Je passe à l’article des Enigmes. Ceux qui ont trouvé le veritable mot de la derniere, qui estoit le Melon, sont Mrs Barrois ; de Manonville ; fils de Mr l’Envoyé de Lorraine ; de Montion ; de Losme ; Gagnat, l’Humaniste ; Dumont le fils, de la ruë saint Honoré ; Sarcus, de Beauvais ; de la Court, Conducteur de la Barque ; Jacque mon Neveu ; de la ruë Mauconseil ; le Sçavant d’Armanson ; Dercourt ; Moriset, de la ruë des Amandiers ; Gregoire du Palais Royal ; le jeune Vauclin ; Nicolas Petit pas, du Quay des Augustins ; Tamiriste ; le successeur de Tegor, Voisin du Petit S. Antoine ; l’Amant fidele, qui n’est pas aimé, de la ruë du Cimetiere de saint Nicolas des Champs ; le grand Devineur de l’Enfant Jesus ; les trois bons Amis de la ruë de la Huchette ; le Compere de l’aimable Angelique, de la ruë des Petits Champs ; le Discret de la ruë aux Févres ; l’Assemblée d’aprés soupé, derriere l’Hostel de Beauvais. Mlles Masson, du Marais ; Lienard, du Fauxbourg saint Germain ; la Commere de Mr Rault : la petite Tonton, de Passy : la Charmante Chantarmel, de la ruë neuve saint Eustache ; la plus belle Demoiselle de la ruë sainte Croix de la Bretonnerie ; la plus grande des belles E… de la ruë de la Truandrie ; V.D. sur son départ ; L… en joüant à l’Hombre ; les deux Sœurs à elles deux ; les deux belles Solitaires, du coin de la ruë des Fauconniers ; la charmante Baptiste, de la ruë saint Martin ; l’Aimable femme de Gregoire, du Palais Royal ; la Solitaire, de la ruë aux Feves ; la plus vertueuse Femme, de la ruë des Petits Champs ; l’aimable Angelique de la mesme ruë, & la Societé Mareschale.

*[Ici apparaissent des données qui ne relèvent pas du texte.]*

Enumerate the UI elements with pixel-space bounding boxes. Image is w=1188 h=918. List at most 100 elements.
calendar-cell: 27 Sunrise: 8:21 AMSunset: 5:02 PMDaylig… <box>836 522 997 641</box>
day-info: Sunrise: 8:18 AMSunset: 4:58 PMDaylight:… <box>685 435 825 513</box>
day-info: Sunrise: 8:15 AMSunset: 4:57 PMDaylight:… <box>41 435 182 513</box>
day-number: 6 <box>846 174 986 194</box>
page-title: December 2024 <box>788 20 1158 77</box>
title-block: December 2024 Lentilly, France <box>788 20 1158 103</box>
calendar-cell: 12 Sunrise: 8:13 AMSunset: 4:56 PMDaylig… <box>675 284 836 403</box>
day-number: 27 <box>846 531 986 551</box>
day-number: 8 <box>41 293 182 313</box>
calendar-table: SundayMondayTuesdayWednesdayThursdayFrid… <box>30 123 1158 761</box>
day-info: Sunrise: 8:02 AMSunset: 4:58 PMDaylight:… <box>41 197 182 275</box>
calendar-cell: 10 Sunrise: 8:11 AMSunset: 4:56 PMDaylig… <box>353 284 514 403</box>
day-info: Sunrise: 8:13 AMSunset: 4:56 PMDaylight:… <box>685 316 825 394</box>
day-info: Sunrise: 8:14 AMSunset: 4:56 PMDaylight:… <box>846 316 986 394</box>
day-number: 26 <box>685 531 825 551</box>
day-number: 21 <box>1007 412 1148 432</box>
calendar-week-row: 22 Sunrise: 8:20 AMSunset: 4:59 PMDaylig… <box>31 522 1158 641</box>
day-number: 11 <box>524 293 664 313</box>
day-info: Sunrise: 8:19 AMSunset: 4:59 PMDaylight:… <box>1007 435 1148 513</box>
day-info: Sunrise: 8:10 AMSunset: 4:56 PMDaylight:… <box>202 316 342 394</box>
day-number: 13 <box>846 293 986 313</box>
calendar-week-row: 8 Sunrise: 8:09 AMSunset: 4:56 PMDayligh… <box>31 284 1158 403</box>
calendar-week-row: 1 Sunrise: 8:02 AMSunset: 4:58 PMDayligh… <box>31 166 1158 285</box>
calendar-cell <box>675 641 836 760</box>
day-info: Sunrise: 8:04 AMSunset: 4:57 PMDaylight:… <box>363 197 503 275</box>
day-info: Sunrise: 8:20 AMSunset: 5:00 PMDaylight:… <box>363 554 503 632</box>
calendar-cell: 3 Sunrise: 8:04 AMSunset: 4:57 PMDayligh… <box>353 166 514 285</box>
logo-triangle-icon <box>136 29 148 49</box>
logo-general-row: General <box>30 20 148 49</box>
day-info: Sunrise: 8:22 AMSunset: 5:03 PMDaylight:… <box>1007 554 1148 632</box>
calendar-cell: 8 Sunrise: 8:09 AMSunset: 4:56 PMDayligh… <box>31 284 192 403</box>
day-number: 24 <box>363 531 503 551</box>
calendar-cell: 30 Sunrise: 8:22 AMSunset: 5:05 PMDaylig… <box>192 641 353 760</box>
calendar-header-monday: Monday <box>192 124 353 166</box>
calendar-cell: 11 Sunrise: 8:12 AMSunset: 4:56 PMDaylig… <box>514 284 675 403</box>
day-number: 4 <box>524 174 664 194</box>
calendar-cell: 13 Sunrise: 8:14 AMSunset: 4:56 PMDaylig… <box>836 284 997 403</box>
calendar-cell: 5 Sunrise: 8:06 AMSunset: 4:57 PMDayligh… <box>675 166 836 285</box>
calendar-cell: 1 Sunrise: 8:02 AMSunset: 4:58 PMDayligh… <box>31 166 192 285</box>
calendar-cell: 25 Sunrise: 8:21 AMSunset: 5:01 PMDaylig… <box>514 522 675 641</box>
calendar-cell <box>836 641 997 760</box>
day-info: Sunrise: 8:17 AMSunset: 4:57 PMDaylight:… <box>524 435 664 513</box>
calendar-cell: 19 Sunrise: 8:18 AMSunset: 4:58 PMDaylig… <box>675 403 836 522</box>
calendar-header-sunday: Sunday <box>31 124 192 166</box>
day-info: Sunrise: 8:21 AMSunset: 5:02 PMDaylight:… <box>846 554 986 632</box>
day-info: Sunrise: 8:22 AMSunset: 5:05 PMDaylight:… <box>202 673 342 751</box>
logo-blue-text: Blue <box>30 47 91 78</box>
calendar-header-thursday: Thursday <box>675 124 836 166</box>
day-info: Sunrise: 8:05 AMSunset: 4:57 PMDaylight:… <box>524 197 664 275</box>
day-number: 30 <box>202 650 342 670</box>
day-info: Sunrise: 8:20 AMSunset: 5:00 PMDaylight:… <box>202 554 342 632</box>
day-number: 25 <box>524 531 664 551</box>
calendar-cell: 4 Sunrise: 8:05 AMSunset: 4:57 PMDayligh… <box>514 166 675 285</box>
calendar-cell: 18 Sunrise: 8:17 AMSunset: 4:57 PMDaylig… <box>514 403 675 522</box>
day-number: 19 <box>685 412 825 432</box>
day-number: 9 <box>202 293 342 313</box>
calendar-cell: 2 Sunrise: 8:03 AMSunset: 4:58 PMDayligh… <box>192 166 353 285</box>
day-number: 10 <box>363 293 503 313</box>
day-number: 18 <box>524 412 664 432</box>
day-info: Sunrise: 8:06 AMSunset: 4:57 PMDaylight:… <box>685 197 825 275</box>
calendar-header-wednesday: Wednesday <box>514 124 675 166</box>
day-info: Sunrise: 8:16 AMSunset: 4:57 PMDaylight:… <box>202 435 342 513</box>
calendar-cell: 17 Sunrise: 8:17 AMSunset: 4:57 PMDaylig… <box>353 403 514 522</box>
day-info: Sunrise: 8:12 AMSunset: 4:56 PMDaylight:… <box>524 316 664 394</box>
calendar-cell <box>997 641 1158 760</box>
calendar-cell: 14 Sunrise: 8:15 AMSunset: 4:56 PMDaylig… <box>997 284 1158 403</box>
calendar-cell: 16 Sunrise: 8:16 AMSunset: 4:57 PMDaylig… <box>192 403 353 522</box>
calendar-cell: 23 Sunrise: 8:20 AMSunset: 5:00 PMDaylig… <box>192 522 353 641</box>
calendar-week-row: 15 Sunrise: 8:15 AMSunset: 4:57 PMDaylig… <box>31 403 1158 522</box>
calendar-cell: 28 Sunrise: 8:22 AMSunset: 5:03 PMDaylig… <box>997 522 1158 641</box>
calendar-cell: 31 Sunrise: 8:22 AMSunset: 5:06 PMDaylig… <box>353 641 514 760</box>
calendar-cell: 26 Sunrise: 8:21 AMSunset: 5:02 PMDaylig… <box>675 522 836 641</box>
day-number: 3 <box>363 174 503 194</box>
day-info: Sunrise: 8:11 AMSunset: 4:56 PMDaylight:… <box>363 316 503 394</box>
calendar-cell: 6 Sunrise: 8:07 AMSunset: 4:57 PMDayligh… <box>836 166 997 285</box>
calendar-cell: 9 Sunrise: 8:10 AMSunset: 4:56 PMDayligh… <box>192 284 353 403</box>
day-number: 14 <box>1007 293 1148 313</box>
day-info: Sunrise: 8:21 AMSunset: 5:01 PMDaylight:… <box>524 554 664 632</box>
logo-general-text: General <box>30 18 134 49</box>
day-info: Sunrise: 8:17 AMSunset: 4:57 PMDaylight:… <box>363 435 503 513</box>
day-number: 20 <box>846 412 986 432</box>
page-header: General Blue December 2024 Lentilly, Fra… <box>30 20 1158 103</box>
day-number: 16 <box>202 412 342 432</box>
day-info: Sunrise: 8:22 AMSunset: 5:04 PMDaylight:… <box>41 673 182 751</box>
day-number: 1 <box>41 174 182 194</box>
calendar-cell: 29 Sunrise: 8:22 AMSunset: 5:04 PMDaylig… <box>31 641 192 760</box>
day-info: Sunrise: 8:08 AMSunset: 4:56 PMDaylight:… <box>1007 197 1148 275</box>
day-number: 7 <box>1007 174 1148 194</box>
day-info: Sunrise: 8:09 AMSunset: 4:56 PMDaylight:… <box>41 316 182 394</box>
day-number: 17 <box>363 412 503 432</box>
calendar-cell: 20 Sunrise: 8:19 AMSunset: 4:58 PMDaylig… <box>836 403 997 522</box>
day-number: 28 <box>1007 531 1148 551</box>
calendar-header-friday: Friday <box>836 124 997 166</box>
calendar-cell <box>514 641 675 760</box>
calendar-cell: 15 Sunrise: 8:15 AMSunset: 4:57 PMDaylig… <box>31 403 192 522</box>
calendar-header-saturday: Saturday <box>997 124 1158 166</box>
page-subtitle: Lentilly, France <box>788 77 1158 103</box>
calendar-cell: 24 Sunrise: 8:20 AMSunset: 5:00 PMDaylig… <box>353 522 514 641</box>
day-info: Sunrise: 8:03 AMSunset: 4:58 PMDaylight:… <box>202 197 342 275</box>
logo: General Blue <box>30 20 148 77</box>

Je vous envoye une Enigme nouvelle, elle est de Mr Daubicourt.

ENIGME.

Sans me vanter plus qu’il n’est necessaire,
Du beau Sexe je suis celle qui sçait mieux plaire,
  Et l’interieur de mon corps
  Plaît plus encor que les dehors,
Quand l’Art ingenieux d’une riche structure
  L’a paré d’une Mignature.
  Parmy les gens de qualité,
Comme par tout ailleurs, je fais quelque figure,
Quoyque de petite structure,
Je tiens fort bien mon rang dans la societé :
Si je ne suis ny sensible ny tendre,
De mes Amans je contente l’ardeur,
  Pour eux je me laisse répandre
  Sans estre moins en bonne odeur ;
Et quoy qu’à tous venans mon cœur se laisse prendre,
Je ne risque jamais de perdre mon honneur.

Air nouveau §

Mercure galant, septembre 1709 [tome 9], p. 400.

AIR NOUVEAU.

Avis pour placer les Figures : [l’Air] qui commence par Tircis, je le connois, doit regarder la page 400.
Tircis, je le connois, vous n’êtes point sincere,
En vain vous m’assurez d’une fidelle ardeur :
Contentez-vous, helas ! d’avoir trop sçû me plaire
Ne venez plus troubler ma raison ny mon cœur.